Stripping rights lawyers of status
Since President Xi Jinping came to power in 2012, China has sought to strip rights lawyers of their status. In 2014, a court sentenced Xu Zhiyong to prison for four years for causing disturbances. Other lawyers were detained and then, on July 9 last year, state security officials started rounding up hundreds of lawyers and activists associated with the Fengrui law firm, headed by Zhou.
That Zhou would be sent to jail, along with some of his associates, was never in doubt. During its heyday, Fengrui represented adherents of the banned Falun Gong sect, which China has labeled an “evil cult.” It defended outspoken figures such as the artist Ai Weiwei and the Uighur scholar Ilham Tohti, who was sentenced to life in prison in 2014 for “fanning ethnic hatred,” among other charges.
Over the past year, state media have sought to portray Fengrui as an instrument of “foreign forces” seeking to overthrow the Chinese government. Handing down sentences in four trials this week, including Zhou’s, a Chinese court cited several acts committed by Fengrui associates, including receiving legal training from foreign organizations and talking to foreign media, as “subversive.”
In the past, rights lawyers used to enjoy some measure of legal protection if they were arrested. But that, too, has changed, says Eva Pils, an expert in Chinese law at Kings College, London. Lawyers have been detained for months in secret locations and denied access to family and lawyers of their choice.
Authorities have apparently forced some to sign confessions or to appear in staged media interviews in return for reduced sentences, she said in an email exchange. Unusually, all four lawyers put on trial this week were reported by state media to have confessed their guilt.
The day before this week’s trials started on Tuesday, one of Fengrui’s most intrepid lawyers, Wang Yu, appeared in a videotaped interview. In it, she uncharacteristically praised the Chinese government and denounced the Fengrui firm as a pawn of foreign interests.
Wang Yu’s husband is facing subversion charges and her teenage son is in the care of officials; she and others are widely thought to have cut deals to protect their families.
“Naturally we are all asking ourselves exactly what the authorities did to get them to make these scripted statements,” says Ms. Pils.
Pils estimates there are 200 to 300 rights lawyers in China, a big increase from four years ago, and some younger lawyers have stepped up recently after their more senior peers were detained. Still, the risks of taking on these cases have increased markedly, she said.
“Things look worse than ever for rights lawyers – and not just because of the trials,” she worries. Tougher regulations on national security and nongovernmental organizations, she adds, are “closing down space for civil society to operate.”

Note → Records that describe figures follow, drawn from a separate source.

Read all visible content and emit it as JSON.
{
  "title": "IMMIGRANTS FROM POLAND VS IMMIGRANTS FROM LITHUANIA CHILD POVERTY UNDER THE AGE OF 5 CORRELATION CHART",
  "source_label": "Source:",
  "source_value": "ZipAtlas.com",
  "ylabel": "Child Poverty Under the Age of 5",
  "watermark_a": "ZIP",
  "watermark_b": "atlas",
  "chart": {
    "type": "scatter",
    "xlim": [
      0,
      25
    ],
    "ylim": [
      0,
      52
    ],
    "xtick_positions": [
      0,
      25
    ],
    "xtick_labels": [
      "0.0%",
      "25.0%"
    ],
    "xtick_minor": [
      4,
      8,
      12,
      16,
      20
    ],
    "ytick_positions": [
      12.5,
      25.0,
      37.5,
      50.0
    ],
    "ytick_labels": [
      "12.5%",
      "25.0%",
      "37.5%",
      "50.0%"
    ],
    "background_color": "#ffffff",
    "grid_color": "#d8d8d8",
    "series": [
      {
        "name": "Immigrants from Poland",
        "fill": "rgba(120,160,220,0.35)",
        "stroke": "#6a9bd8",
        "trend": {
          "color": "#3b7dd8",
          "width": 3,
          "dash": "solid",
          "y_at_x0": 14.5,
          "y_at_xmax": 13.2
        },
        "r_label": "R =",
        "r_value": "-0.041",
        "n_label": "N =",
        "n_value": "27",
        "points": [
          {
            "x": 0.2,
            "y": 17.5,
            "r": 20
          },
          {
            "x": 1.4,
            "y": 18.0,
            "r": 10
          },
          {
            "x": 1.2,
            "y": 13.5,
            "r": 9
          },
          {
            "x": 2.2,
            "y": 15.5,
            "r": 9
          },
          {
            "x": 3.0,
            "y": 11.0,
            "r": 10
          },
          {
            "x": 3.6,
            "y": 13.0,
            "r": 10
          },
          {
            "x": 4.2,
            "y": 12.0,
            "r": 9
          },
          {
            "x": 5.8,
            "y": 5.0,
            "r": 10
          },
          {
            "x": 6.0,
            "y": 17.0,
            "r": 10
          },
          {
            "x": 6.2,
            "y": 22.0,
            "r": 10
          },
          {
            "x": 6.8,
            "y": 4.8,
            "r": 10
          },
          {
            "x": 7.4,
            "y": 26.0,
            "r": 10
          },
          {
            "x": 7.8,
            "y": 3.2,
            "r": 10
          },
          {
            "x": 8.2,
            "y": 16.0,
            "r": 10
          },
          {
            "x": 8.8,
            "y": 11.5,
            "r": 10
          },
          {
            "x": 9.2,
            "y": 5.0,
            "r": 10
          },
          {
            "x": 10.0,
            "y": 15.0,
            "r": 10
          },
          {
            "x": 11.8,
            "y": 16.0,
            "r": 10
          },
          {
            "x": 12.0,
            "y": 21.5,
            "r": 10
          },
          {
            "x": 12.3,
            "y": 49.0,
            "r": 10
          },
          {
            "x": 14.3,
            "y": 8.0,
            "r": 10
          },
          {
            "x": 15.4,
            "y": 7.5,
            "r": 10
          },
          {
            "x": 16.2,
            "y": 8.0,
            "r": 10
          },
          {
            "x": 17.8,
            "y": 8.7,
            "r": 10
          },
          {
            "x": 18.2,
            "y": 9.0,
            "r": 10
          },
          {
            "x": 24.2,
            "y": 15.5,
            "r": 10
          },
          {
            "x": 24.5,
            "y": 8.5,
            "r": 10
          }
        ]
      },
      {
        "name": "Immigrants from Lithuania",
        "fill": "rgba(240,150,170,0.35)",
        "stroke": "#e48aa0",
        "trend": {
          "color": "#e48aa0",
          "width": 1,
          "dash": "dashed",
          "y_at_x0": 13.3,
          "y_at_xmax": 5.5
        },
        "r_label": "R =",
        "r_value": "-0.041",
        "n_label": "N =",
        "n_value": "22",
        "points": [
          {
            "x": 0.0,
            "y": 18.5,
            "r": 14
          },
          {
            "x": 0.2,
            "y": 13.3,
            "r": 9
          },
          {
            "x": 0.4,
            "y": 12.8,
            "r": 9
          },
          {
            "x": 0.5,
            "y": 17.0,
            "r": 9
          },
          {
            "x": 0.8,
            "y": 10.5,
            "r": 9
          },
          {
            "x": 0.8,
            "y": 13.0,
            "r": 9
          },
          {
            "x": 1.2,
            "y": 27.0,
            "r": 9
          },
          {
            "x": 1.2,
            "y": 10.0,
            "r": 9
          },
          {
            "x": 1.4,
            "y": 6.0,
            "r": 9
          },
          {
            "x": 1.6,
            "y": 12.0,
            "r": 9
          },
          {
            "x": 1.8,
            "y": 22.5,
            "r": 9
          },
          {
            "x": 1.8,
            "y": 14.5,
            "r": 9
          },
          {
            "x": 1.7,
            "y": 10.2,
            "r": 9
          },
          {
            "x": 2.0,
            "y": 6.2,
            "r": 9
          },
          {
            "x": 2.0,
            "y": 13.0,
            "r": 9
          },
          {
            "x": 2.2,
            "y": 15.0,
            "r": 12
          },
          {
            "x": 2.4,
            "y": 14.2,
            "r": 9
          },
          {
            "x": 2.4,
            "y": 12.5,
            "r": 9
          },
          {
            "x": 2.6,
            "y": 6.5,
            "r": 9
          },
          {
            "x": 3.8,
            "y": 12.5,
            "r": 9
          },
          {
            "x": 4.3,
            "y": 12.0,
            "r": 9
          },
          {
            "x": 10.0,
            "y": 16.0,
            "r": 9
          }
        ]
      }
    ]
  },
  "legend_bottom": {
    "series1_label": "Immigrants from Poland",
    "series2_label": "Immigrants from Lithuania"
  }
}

Jiang, a native of China’s impoverished Henan province, said he knew when he passed the bar in 2005 that human rights work would be difficult. In 2008, he offered to provide legal services to Tibetans facing charges in the aftermath of riots in Tibet. He also represented Falun Gong members and people who had contracted AIDS through tainted blood donations.
The police have detained Jiang several times over the past decade, and in 2009 the official lawyers association refused to renew his law license. Even so, he continued to defend clients, using a provision in Chinese administrative law that allows friends and relatives to represent people in court.
Yet that all changed with the current crackdown. Jiang says he no longer represents clients in court, fearing that “state security will take me away.” He also worries about China’s future.
“If people can’t seek rights protection through legal ways,” he suggests, “their confrontations will become more violent.”
Qiang Xiaoji contributed to this report.